I have often come across the claim that the Ottomans received their lands through some sort of grant from the Seljuqs of Rûm, usually from Kayqubad the Great. The assertion is based on Ottoman court historians who wrote several centuries after the events they describe and forged documents akin to the Donation of Constantine in the West. A collection of reliable secondary sources on the subject follows with wikilinks added.

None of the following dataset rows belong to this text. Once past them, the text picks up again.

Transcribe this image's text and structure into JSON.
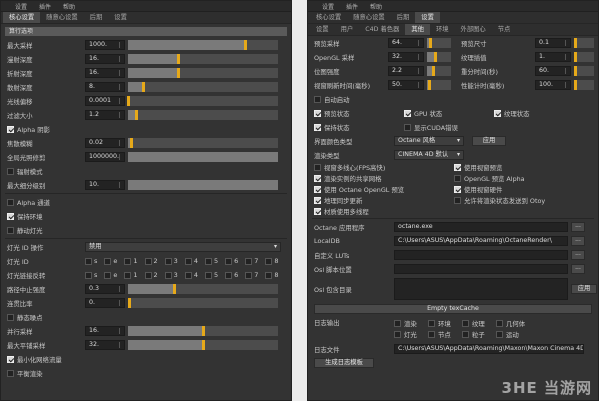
{
  "left": {
    "menu": [
      "设置",
      "插件",
      "帮助"
    ],
    "tabs": [
      "核心设置",
      "随意心设置",
      "后期",
      "设置"
    ],
    "group_header": "算行选项",
    "numeric_rows": [
      {
        "label": "最大采样",
        "value": "1000.",
        "slider": 0.78
      },
      {
        "label": "漫射深度",
        "value": "16.",
        "slider": 0.33
      },
      {
        "label": "折射深度",
        "value": "16.",
        "slider": 0.33
      },
      {
        "label": "散射深度",
        "value": "8.",
        "slider": 0.1
      },
      {
        "label": "光线偏移",
        "value": "0.0001",
        "slider": 0.0
      },
      {
        "label": "过滤大小",
        "value": "1.2",
        "slider": 0.05
      }
    ],
    "alpha_shadow": {
      "label": "Alpha 阴影",
      "checked": true
    },
    "numeric_rows2": [
      {
        "label": "焦散模糊",
        "value": "0.02",
        "slider": 0.02
      },
      {
        "label": "全局光照修剪",
        "value": "1000000.",
        "slider": 1.0
      }
    ],
    "radiance_mode": {
      "label": "辐射模式",
      "checked": false
    },
    "max_subdivision": {
      "label": "最大细分级别",
      "value": "10.",
      "slider": 1.0
    },
    "alpha_channel": {
      "label": "Alpha 通道",
      "checked": false
    },
    "keep_env": {
      "label": "保持环境",
      "checked": true
    },
    "static_noise": {
      "label": "静动灯光",
      "checked": false
    },
    "light_id_action": {
      "label": "灯光 ID 操作",
      "value": "禁用"
    },
    "light_id_rows": [
      {
        "label": "灯光 ID",
        "ids": [
          "s",
          "e",
          "1",
          "2",
          "3",
          "4",
          "5",
          "6",
          "7",
          "8"
        ]
      },
      {
        "label": "灯光链接反转",
        "ids": [
          "s",
          "e",
          "1",
          "2",
          "3",
          "4",
          "5",
          "6",
          "7",
          "8"
        ]
      }
    ],
    "path_term": {
      "label": "路径中止强度",
      "value": "0.3",
      "slider": 0.3
    },
    "coherent": {
      "label": "连贯比率",
      "value": "0.",
      "slider": 0.0
    },
    "static_noise2": {
      "label": "静态噪点",
      "checked": false
    },
    "numeric_rows3": [
      {
        "label": "并行采样",
        "value": "16.",
        "slider": 0.5
      },
      {
        "label": "最大平铺采样",
        "value": "32.",
        "slider": 0.5
      }
    ],
    "minimize_net": {
      "label": "最小化网络流量",
      "checked": true
    },
    "deep_image": {
      "label": "平衡渲染",
      "checked": false
    }
  },
  "right": {
    "menu": [
      "设置",
      "插件",
      "帮助"
    ],
    "tabs": [
      "核心设置",
      "随意心设置",
      "后期",
      "设置"
    ],
    "subtabs": [
      "设置",
      "用户",
      "C4D 着色器",
      "其他",
      "环境",
      "外部图心",
      "节点"
    ],
    "active_subtab": "其他",
    "pair_rows": [
      {
        "l_label": "预览采样",
        "l_value": "64.",
        "l_slider": 0.1,
        "r_label": "预览尺寸",
        "r_value": "0.1"
      },
      {
        "l_label": "OpenGL 采样",
        "l_value": "32.",
        "l_slider": 0.3,
        "r_label": "纹理插值",
        "r_value": "1."
      },
      {
        "l_label": "位图强度",
        "l_value": "2.2",
        "l_slider": 0.22,
        "r_label": "重分时间(秒)",
        "r_value": "60."
      },
      {
        "l_label": "视窗刷新时间(毫秒)",
        "l_value": "50.",
        "l_slider": 0.05,
        "r_label": "性能计时(毫秒)",
        "r_value": "100."
      }
    ],
    "auto_start": {
      "label": "自动启动",
      "checked": false
    },
    "status_row1": [
      {
        "label": "预览状态",
        "checked": true
      },
      {
        "label": "GPU 状态",
        "checked": true
      },
      {
        "label": "纹理状态",
        "checked": true
      }
    ],
    "status_row2": [
      {
        "label": "保持状态",
        "checked": true
      },
      {
        "label": "显示CUDA错误",
        "checked": false
      }
    ],
    "ui_color": {
      "label": "界面颜色类型",
      "value": "Octane 风格",
      "button": "应用"
    },
    "render_type": {
      "label": "渲染类型",
      "value": "CINEMA 4D 默认"
    },
    "option_pairs": [
      [
        {
          "label": "视窗多线心(FPS高快)",
          "checked": false
        },
        {
          "label": "使用视窗预览",
          "checked": true
        }
      ],
      [
        {
          "label": "渲染实例的共享网格",
          "checked": true
        },
        {
          "label": "OpenGL 预览 Alpha",
          "checked": false
        }
      ],
      [
        {
          "label": "使用 Octane OpenGL 预览",
          "checked": true
        },
        {
          "label": "使用视窗硬件",
          "checked": true
        }
      ],
      [
        {
          "label": "地理同步更新",
          "checked": true
        },
        {
          "label": "允许将渲染状态发送到 Otoy",
          "checked": false
        }
      ],
      [
        {
          "label": "材质使用多线程",
          "checked": true
        },
        {
          "label": "",
          "checked": false
        }
      ]
    ],
    "octane_app": {
      "label": "Octane 应用程序",
      "value": "octane.exe"
    },
    "localdb": {
      "label": "LocalDB",
      "value": "C:\\Users\\ASUS\\AppData\\Roaming\\OctaneRender\\"
    },
    "custom_luts": {
      "label": "自定义 LUTs",
      "value": ""
    },
    "osl_script": {
      "label": "Osl 脚本位置",
      "value": ""
    },
    "osl_include": {
      "label": "Osl 包含目录",
      "value": "",
      "button": "应用"
    },
    "empty_cache": "Empty texCache",
    "log_output": {
      "label": "日志输出",
      "row1": [
        {
          "label": "渲染",
          "checked": false
        },
        {
          "label": "环境",
          "checked": false
        },
        {
          "label": "纹理",
          "checked": false
        },
        {
          "label": "几何体",
          "checked": false
        }
      ],
      "row2": [
        {
          "label": "灯光",
          "checked": false
        },
        {
          "label": "节点",
          "checked": false
        },
        {
          "label": "粒子",
          "checked": false
        },
        {
          "label": "运动",
          "checked": false
        }
      ]
    },
    "log_file": {
      "label": "日志文件",
      "value": "C:\\Users\\ASUS\\AppData\\Roaming\\Maxon\\Maxon Cinema 4D R"
    },
    "bottom_btn": "生成日志模板",
    "watermark": "3HE 当游网"
  }
}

In the works of their later historians the Ottomans, the Karamanids, the dynasty of Aydïn and probably others lay claim to investiture by the Seljukids, generally through a certain 'Alā' al-Dīn, of whom it is difficult to know whether he is the great Kaykubādh or Farāmurz, the last of the dynasty. This is of course to some extent a stock explanation, and it was not to Seljukid investiture that these men owed possession of their territories. Nevertheless, even though the surviving deeds are spurious, there is no reason to doubt that these chiefs sought to legitimize their possessions, for example by homage to 'Abu Sa'īd in 1314, against such rivals or suzerains as were closer at hand.
Claude Cahen, Pre-Ottoman Turkey: a general survey of the material and spiritual culture and history c. 1071-1330, trans. J. Jones-Williams (New York: Taplinger, 1968), pp. 313-14.